Brothers, L. L. et al. "Evidence for Extensive Methane Venting on the Southeastern U.S. Atlantic Margin." Geology 41.7 (2013): 807-10.
Hill, Jenna C. "Large-scale Elongated Gas Blowouts along the U.S. Atlantic Margin." Journal of Geophysical Research 109.B9 (2004).
Milkov, A.V. "Worldwide Distribution of Submarine Mud Volcanoes and Associated Gas Hydrates." Marine Geology 167.1-2 (2000): 29-42.
Newman, K., M. Cormier, J. Weissel, N. Driscoll, M. Kastner, E. Solomon, G. Robertson, J. Hill, H. Singh, and R. Camilli. "Active Methane Venting Observed at Giant Pockmarks along the U.S. Mid-Atlantic Shelf Break." Earth and Planetary Science Letters 267 (2008): 341-52.

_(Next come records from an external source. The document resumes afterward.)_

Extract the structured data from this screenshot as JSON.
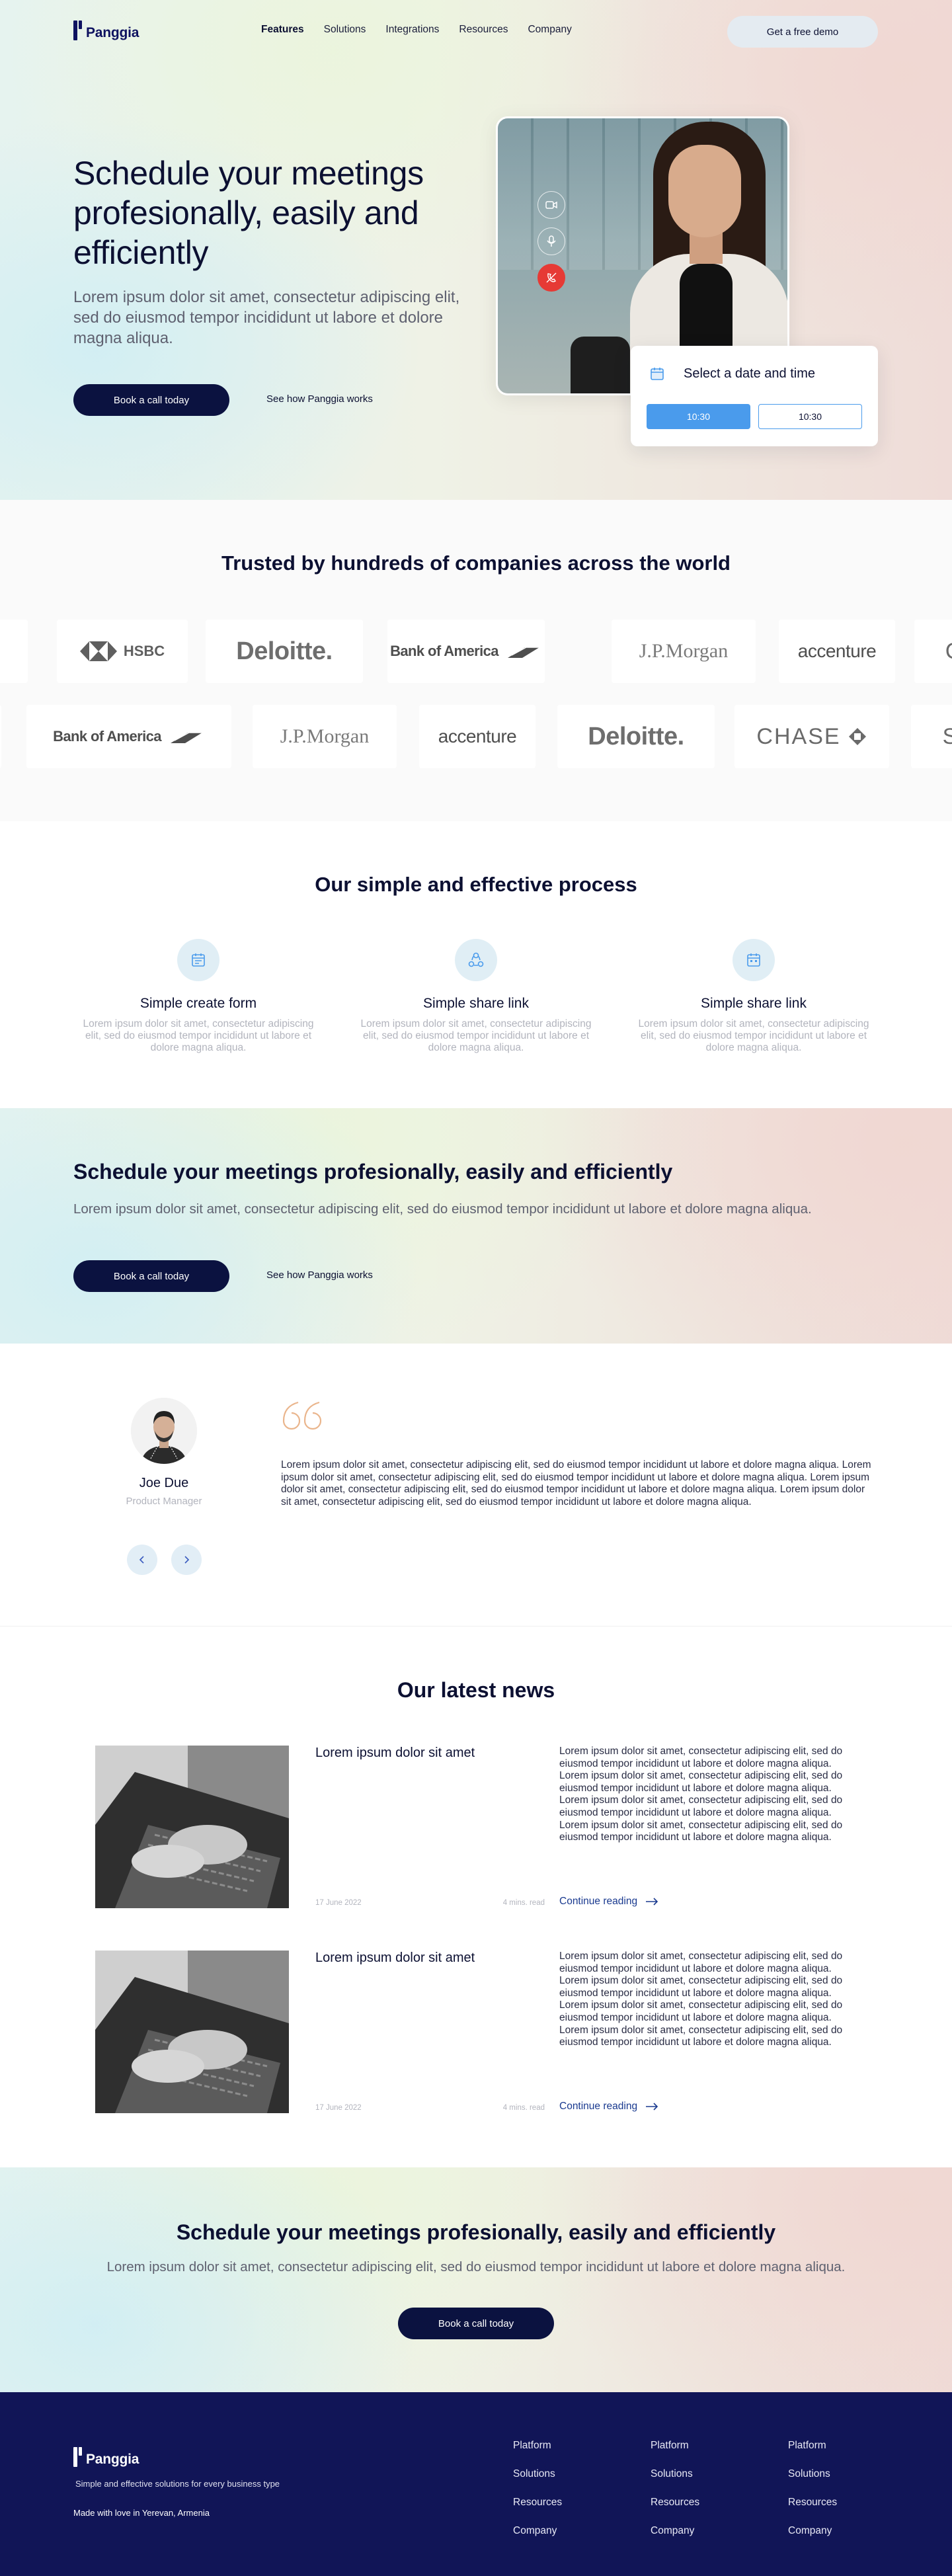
{
  "brand": {
    "name": "Panggia",
    "tagline": "Simple and effective solutions for every business type",
    "made_with": "Made with love in Yerevan, Armenia"
  },
  "colors": {
    "navy": "#0b1240",
    "accent_blue": "#4a9bec",
    "footer_bg": "#111557",
    "end_call": "#e63a35",
    "link_blue": "#1a3a8f"
  },
  "nav": {
    "links": [
      {
        "label": "Features",
        "active": true
      },
      {
        "label": "Solutions",
        "active": false
      },
      {
        "label": "Integrations",
        "active": false
      },
      {
        "label": "Resources",
        "active": false
      },
      {
        "label": "Company",
        "active": false
      }
    ],
    "demo_button": "Get a free demo"
  },
  "hero": {
    "title": "Schedule your meetings profesionally, easily and efficiently",
    "subtitle": "Lorem ipsum dolor sit amet, consectetur adipiscing elit, sed do eiusmod tempor incididunt ut labore et dolore magna aliqua.",
    "primary_button": "Book a call today",
    "secondary_link": "See how Panggia works",
    "call_controls": [
      "video-icon",
      "microphone-icon",
      "end-call-icon"
    ],
    "date_card": {
      "title": "Select a date and time",
      "times": [
        {
          "label": "10:30",
          "selected": true
        },
        {
          "label": "10:30",
          "selected": false
        }
      ]
    }
  },
  "trusted": {
    "title": "Trusted by hundreds of companies across the world",
    "row1": [
      "HSBC",
      "Deloitte.",
      "Bank of America",
      "J.P.Morgan",
      "accenture"
    ],
    "row2": [
      "Bank of America",
      "J.P.Morgan",
      "accenture",
      "Deloitte.",
      "CHASE"
    ]
  },
  "process": {
    "title": "Our simple and effective process",
    "items": [
      {
        "icon": "form-icon",
        "title": "Simple create form",
        "desc": "Lorem ipsum dolor sit amet, consectetur adipiscing elit, sed do eiusmod tempor incididunt ut labore et dolore magna aliqua."
      },
      {
        "icon": "share-icon",
        "title": "Simple share link",
        "desc": "Lorem ipsum dolor sit amet, consectetur adipiscing elit, sed do eiusmod tempor incididunt ut labore et dolore magna aliqua."
      },
      {
        "icon": "calendar-icon",
        "title": "Simple share link",
        "desc": "Lorem ipsum dolor sit amet, consectetur adipiscing elit, sed do eiusmod tempor incididunt ut labore et dolore magna aliqua."
      }
    ]
  },
  "cta": {
    "title": "Schedule your meetings profesionally, easily and efficiently",
    "text": "Lorem ipsum dolor sit amet, consectetur adipiscing elit, sed do eiusmod tempor incididunt ut labore et dolore magna aliqua.",
    "primary_button": "Book a call today",
    "secondary_link": "See how Panggia works"
  },
  "testimonial": {
    "name": "Joe Due",
    "role": "Product Manager",
    "text": "Lorem ipsum dolor sit amet, consectetur adipiscing elit, sed do eiusmod tempor incididunt ut labore et dolore magna aliqua.  Lorem ipsum dolor sit amet, consectetur adipiscing elit, sed do eiusmod tempor incididunt ut labore et dolore magna aliqua. Lorem ipsum dolor sit amet, consectetur adipiscing elit, sed do eiusmod tempor incididunt ut labore et dolore magna aliqua. Lorem ipsum dolor sit amet, consectetur adipiscing elit, sed do eiusmod tempor incididunt ut labore et dolore magna aliqua."
  },
  "news": {
    "title": "Our latest news",
    "items": [
      {
        "title": "Lorem ipsum dolor sit amet",
        "date": "17 June 2022",
        "read_time": "4 mins. read",
        "excerpt": "Lorem ipsum dolor sit amet, consectetur adipiscing elit, sed do eiusmod tempor incididunt ut labore et dolore magna aliqua.  Lorem ipsum dolor sit amet, consectetur adipiscing elit, sed do eiusmod tempor incididunt ut labore et dolore magna aliqua. Lorem ipsum dolor sit amet, consectetur adipiscing elit, sed do eiusmod tempor incididunt ut labore et dolore magna aliqua. Lorem ipsum dolor sit amet, consectetur adipiscing elit, sed do eiusmod tempor incididunt ut labore et dolore magna aliqua.",
        "link": "Continue reading"
      },
      {
        "title": "Lorem ipsum dolor sit amet",
        "date": "17 June 2022",
        "read_time": "4 mins. read",
        "excerpt": "Lorem ipsum dolor sit amet, consectetur adipiscing elit, sed do eiusmod tempor incididunt ut labore et dolore magna aliqua.  Lorem ipsum dolor sit amet, consectetur adipiscing elit, sed do eiusmod tempor incididunt ut labore et dolore magna aliqua. Lorem ipsum dolor sit amet, consectetur adipiscing elit, sed do eiusmod tempor incididunt ut labore et dolore magna aliqua. Lorem ipsum dolor sit amet, consectetur adipiscing elit, sed do eiusmod tempor incididunt ut labore et dolore magna aliqua.",
        "link": "Continue reading"
      }
    ]
  },
  "cta2": {
    "title": "Schedule your meetings profesionally, easily and efficiently",
    "text": "Lorem ipsum dolor sit amet, consectetur adipiscing elit, sed do eiusmod tempor incididunt ut labore et dolore magna aliqua.",
    "button": "Book a call today"
  },
  "footer": {
    "columns": [
      [
        "Platform",
        "Solutions",
        "Resources",
        "Company"
      ],
      [
        "Platform",
        "Solutions",
        "Resources",
        "Company"
      ],
      [
        "Platform",
        "Solutions",
        "Resources",
        "Company"
      ]
    ]
  }
}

Schmuck, E. A., and C. K. Paull. "Evidence for Gas Accumulation Associated with Diapirism and Gas Hydrates at the Head of the Cape Fear Slide." Geo-Marine Letters 13.3 (1993): 145-52


Coastal Lidar Vertical Uncertainty Analysis in Hurricane Sandy Impact Region
Matthew Sharr
Steve Matula (Mentor)
Chris Parrish (Co-Mentor)
National Ocean Service (NOS) / National Geodetic Survey (NGS)
National Oceanic and Atmospheric Administration (NOAA)

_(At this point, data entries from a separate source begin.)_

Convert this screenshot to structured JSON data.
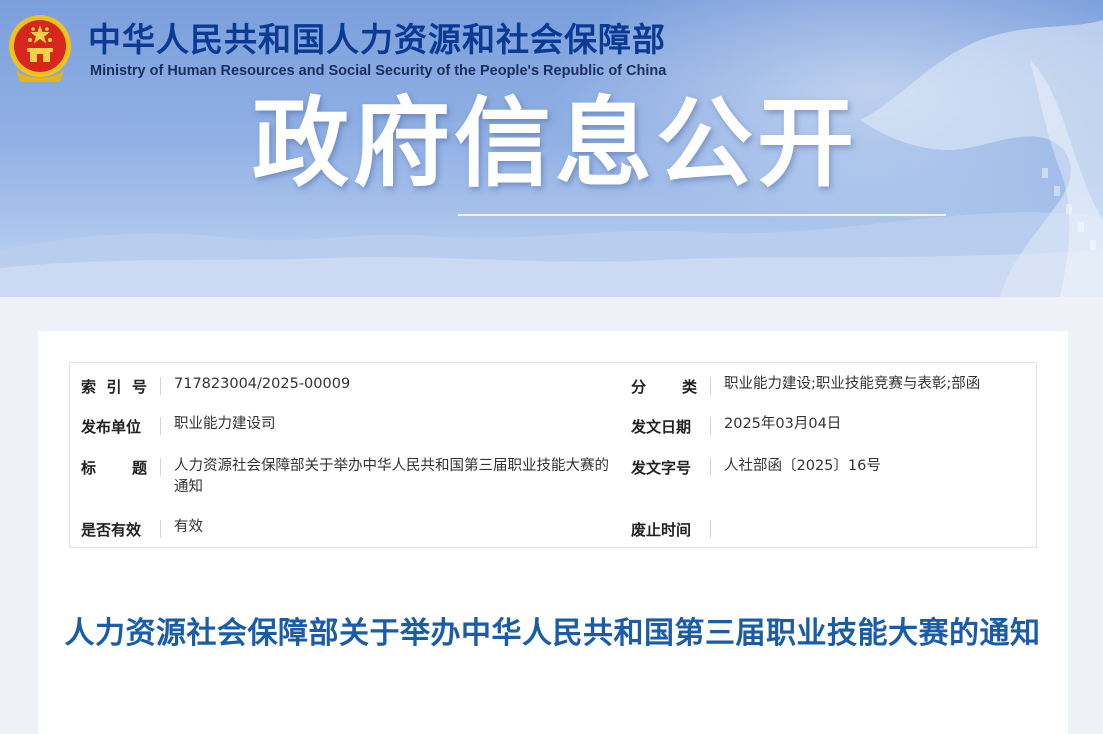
{
  "header": {
    "ministry_cn": "中华人民共和国人力资源和社会保障部",
    "ministry_en": "Ministry of Human Resources and Social Security of the People's Republic of China",
    "banner_title": "政府信息公开"
  },
  "meta": {
    "index_no": {
      "label_chars": [
        "索",
        "引",
        "号"
      ],
      "value": "717823004/2025-00009"
    },
    "category": {
      "label_chars": [
        "分",
        "类"
      ],
      "value": "职业能力建设;职业技能竞赛与表彰;部函"
    },
    "issuer": {
      "label": "发布单位",
      "value": "职业能力建设司"
    },
    "issue_date": {
      "label": "发文日期",
      "value": "2025年03月04日"
    },
    "title": {
      "label_chars": [
        "标",
        "题"
      ],
      "value": "人力资源社会保障部关于举办中华人民共和国第三届职业技能大赛的通知"
    },
    "doc_number": {
      "label": "发文字号",
      "value": "人社部函〔2025〕16号"
    },
    "validity": {
      "label": "是否有效",
      "value": "有效"
    },
    "repeal_date": {
      "label": "废止时间",
      "value": ""
    }
  },
  "document": {
    "title": "人力资源社会保障部关于举办中华人民共和国第三届职业技能大赛的通知"
  },
  "colors": {
    "ministry_text": "#0b3a93",
    "doc_title": "#1a5ca8",
    "banner_top": "#7b9fdc"
  }
}
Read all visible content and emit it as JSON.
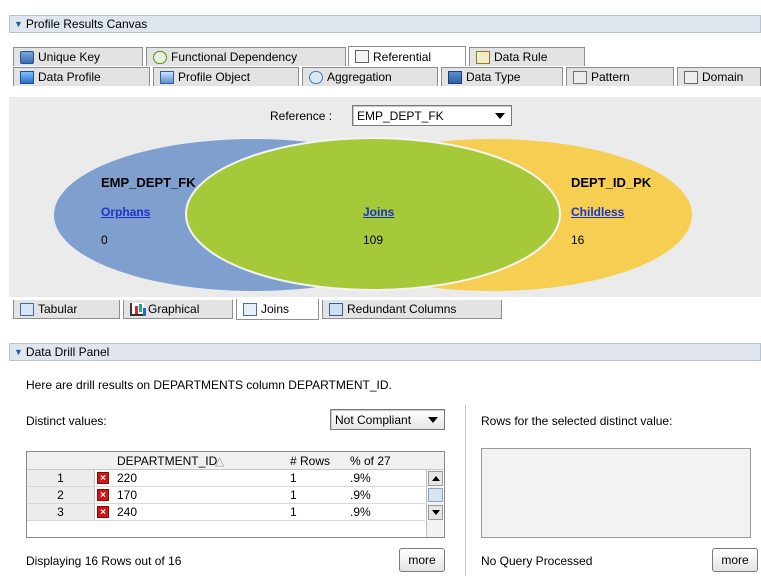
{
  "profile_panel": {
    "title": "Profile Results Canvas"
  },
  "top_tabs_row1": [
    {
      "label": "Unique Key",
      "icon": "unique-key-icon"
    },
    {
      "label": "Functional Dependency",
      "icon": "functional-dependency-icon"
    },
    {
      "label": "Referential",
      "icon": "referential-icon"
    },
    {
      "label": "Data Rule",
      "icon": "data-rule-icon"
    }
  ],
  "top_tabs_row2": [
    {
      "label": "Data Profile",
      "icon": "data-profile-icon"
    },
    {
      "label": "Profile Object",
      "icon": "profile-object-icon"
    },
    {
      "label": "Aggregation",
      "icon": "aggregation-icon"
    },
    {
      "label": "Data Type",
      "icon": "data-type-icon"
    },
    {
      "label": "Pattern",
      "icon": "pattern-icon"
    },
    {
      "label": "Domain",
      "icon": "domain-icon"
    }
  ],
  "reference": {
    "label": "Reference :",
    "value": "EMP_DEPT_FK"
  },
  "venn": {
    "left": {
      "title": "EMP_DEPT_FK",
      "link": "Orphans",
      "value": "0"
    },
    "middle": {
      "link": "Joins",
      "value": "109"
    },
    "right": {
      "title": "DEPT_ID_PK",
      "link": "Childless",
      "value": "16"
    },
    "colors": {
      "left": "#7f9fcf",
      "right": "#f6cf52",
      "middle": "#a6c93a"
    }
  },
  "bottom_tabs": [
    {
      "label": "Tabular",
      "icon": "table-icon"
    },
    {
      "label": "Graphical",
      "icon": "bar-chart-icon"
    },
    {
      "label": "Joins",
      "icon": "joins-icon"
    },
    {
      "label": "Redundant Columns",
      "icon": "redundant-columns-icon"
    }
  ],
  "drill_panel": {
    "title": "Data Drill Panel",
    "description": "Here are drill results on DEPARTMENTS column DEPARTMENT_ID.",
    "distinct_label": "Distinct values:",
    "filter_value": "Not Compliant",
    "rows_label": "Rows for the selected distinct value:",
    "columns": [
      "DEPARTMENT_ID",
      "# Rows",
      "% of 27"
    ],
    "rows": [
      {
        "num": "1",
        "id": "220",
        "count": "1",
        "pct": ".9%"
      },
      {
        "num": "2",
        "id": "170",
        "count": "1",
        "pct": ".9%"
      },
      {
        "num": "3",
        "id": "240",
        "count": "1",
        "pct": ".9%"
      }
    ],
    "status_left": "Displaying 16 Rows out of 16",
    "more_left": "more",
    "status_right": "No Query Processed",
    "more_right": "more"
  }
}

NOAA and other agencies are currently involved in acquisition and analysis of airborne light detection and ranging (lidar) data in the region impacted by Hurricane Sandy. These data are being used to support response efforts, shoreline change analysis, storm vulnerability modeling, and habitat assessments. However, a prerequisite step in assessing the suitability of the data for any particular application is to conduct a vertical uncertainty (or “accuracy”) assessment. One method of assessing the accuracy of a lidar data set is to compare the lidar-derived heights to Ground Control Points (GPCs). This project entailed collecting GPCs using Global Positioning System (GPS) technology in Island Beach State Park, NJ. GPS is a fast and accurate way of obtaining GPCs. Once GPCs were collected and processed, available lidar data were tested using a variety of both open source and commercial software packages available for processing lidar data. The primary data used in this study were provided by the U.S. Geological Survey (USGS) and collected immediately before and after Hurricane Sandy using a new, state-of-the-art research lidar, the EAARL-B. However, the procedures were designed such that they can be applied to other data, as well. Specific project goals included evaluating and developing procedures for performing the lidar accuracy assessments using various software packages, and making recommendations for future use in lidar processing. The software packages that were used in this project were Applied Imagery Quick Terrain Modeler (QT Modeler), QCoherent LP360, and LAStools. Procedures for using each of these software packages have been written and will be available to various audiences. In this presentation, I will discuss the results of the accuracy assessments, evaluation of the different software packages, and recommendations for NOAA NGS in further assessing lidar data in the Sandy-impact area.